Due curve e ancora una salita, e ci troviamo al cospetto del più straordinario dei paesaggi. Un borgo interamente costituito da trulli. Centinaia di tetti realizzati con le chianche - lastre di pietra locale – di forma conica. In cima ad ognuno di essi un pinnacolo dalla forma unica e straordinaria che richiama misteri esoterici e antiche credenze, sebbene oggi siano unicamente degli elementi architettonici di abbellimento. Ci dirigiamo nel cuore di questo borgo, in largo Martellotta che divide idealmente in due i quartieri dei trulli, per una colazione a base di caffè leccese e pasticciotti, prima di passeggiare tra i vicoli per scoprire veri e propri monumenti come il trullo sovrano (l’unico a due piani), o la chiesa dedicata a Sant’Antonio, interamente realizzata in un gigantesco trullo. Dopo le foto di rito, è già tempo di ripartire.

Questa volta Marco sceglie un percorso più diretto, sfruttando strade di campagna che viaggiano parallele alla Statale 172, ma che conservano intatto il loro fascino. Il clima è mite anche se siamo a fine agosto e la brezza che su questo altipiano è pressoché inarrestabile durante il giorno, contrasta il sole caldo, tanto che varrebbe la pena fermarsi in una delle cantine sulla strada per gustare un fresco calice di Verdeca, vite di uva bianca tipica di questa zona. In un batter d’occhio siamo nuovamente alle porte di Locorotondo che da lontano ci attrae con il suo centro storico di forma circolare e la sua strada più esterna, via Nardelli, che i “curdunnesi”, ossia i locorotondesi, hanno ribattezzato “il lungomare”, perché la visuale è talmente ampia che il cielo all’orizzonte lascia pensare alla presenza del mare.

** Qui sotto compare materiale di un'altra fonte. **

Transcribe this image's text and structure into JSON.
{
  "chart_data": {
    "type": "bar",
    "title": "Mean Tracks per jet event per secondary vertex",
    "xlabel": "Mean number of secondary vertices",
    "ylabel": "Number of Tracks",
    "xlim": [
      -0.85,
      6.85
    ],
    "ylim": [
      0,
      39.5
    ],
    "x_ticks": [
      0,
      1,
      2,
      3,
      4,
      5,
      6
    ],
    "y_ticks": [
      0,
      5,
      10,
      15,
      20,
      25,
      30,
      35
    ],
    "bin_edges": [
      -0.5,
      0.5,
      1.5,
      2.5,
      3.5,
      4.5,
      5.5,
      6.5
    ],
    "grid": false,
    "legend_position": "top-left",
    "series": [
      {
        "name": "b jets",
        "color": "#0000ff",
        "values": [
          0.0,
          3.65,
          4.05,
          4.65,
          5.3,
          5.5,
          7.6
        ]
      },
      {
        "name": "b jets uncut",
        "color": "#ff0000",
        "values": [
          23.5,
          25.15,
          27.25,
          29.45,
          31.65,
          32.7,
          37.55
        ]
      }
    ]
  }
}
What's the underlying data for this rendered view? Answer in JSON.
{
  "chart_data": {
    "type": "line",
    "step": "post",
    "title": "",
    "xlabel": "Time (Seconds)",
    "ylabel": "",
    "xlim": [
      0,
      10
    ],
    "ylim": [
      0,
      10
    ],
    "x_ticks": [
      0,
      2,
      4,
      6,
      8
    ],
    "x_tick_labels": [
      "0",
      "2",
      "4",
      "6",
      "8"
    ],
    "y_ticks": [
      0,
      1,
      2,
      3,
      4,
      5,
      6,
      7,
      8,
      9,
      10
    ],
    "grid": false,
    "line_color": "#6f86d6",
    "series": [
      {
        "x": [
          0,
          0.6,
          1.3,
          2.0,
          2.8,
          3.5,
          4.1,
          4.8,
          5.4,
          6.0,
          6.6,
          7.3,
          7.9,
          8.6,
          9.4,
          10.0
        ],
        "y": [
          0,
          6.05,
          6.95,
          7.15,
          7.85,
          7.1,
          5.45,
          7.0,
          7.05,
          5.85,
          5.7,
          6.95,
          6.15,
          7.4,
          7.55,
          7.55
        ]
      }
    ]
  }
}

Locorotondo, a differenza di Alberobello è un borgo caratterizzato da abitazioni dalla forma più tradizionale, le “cummerse”, realizzate in pietra e con i tetti che le fanno somigliare più a baite di montagna che a case del Sud Italia. Il motivo è presto detto. L’acqua da queste parti scarseggia e i tetti spioventi contribuivano a drenarla meglio verso le cisterne di raccolta. Il colore della intera città è il bianco del latte di calce delle pareti esterne di ogni edificio. Un bianco quasi accecante, che negli stretti vicoli pedonali si mescola con il colore caldo del pavimento in pietra lucida, regalando la sensazione di trovarsi in intimi salottini privati, anche grazie alla cura che molti cittadini riservano agli angoli davanti alle loro abitazioni. Il nostro giro termina dopo un paio di chilometri per raggiungere il punto di partenza, il resort Leonardo Trulli, dove ci attende un fresco calice di vino rosato imbottigliato direttamente da Giovanni Cardone, il papà di Rosalba… ma anche per un bagno ristoratore nella piscina di acqua salata.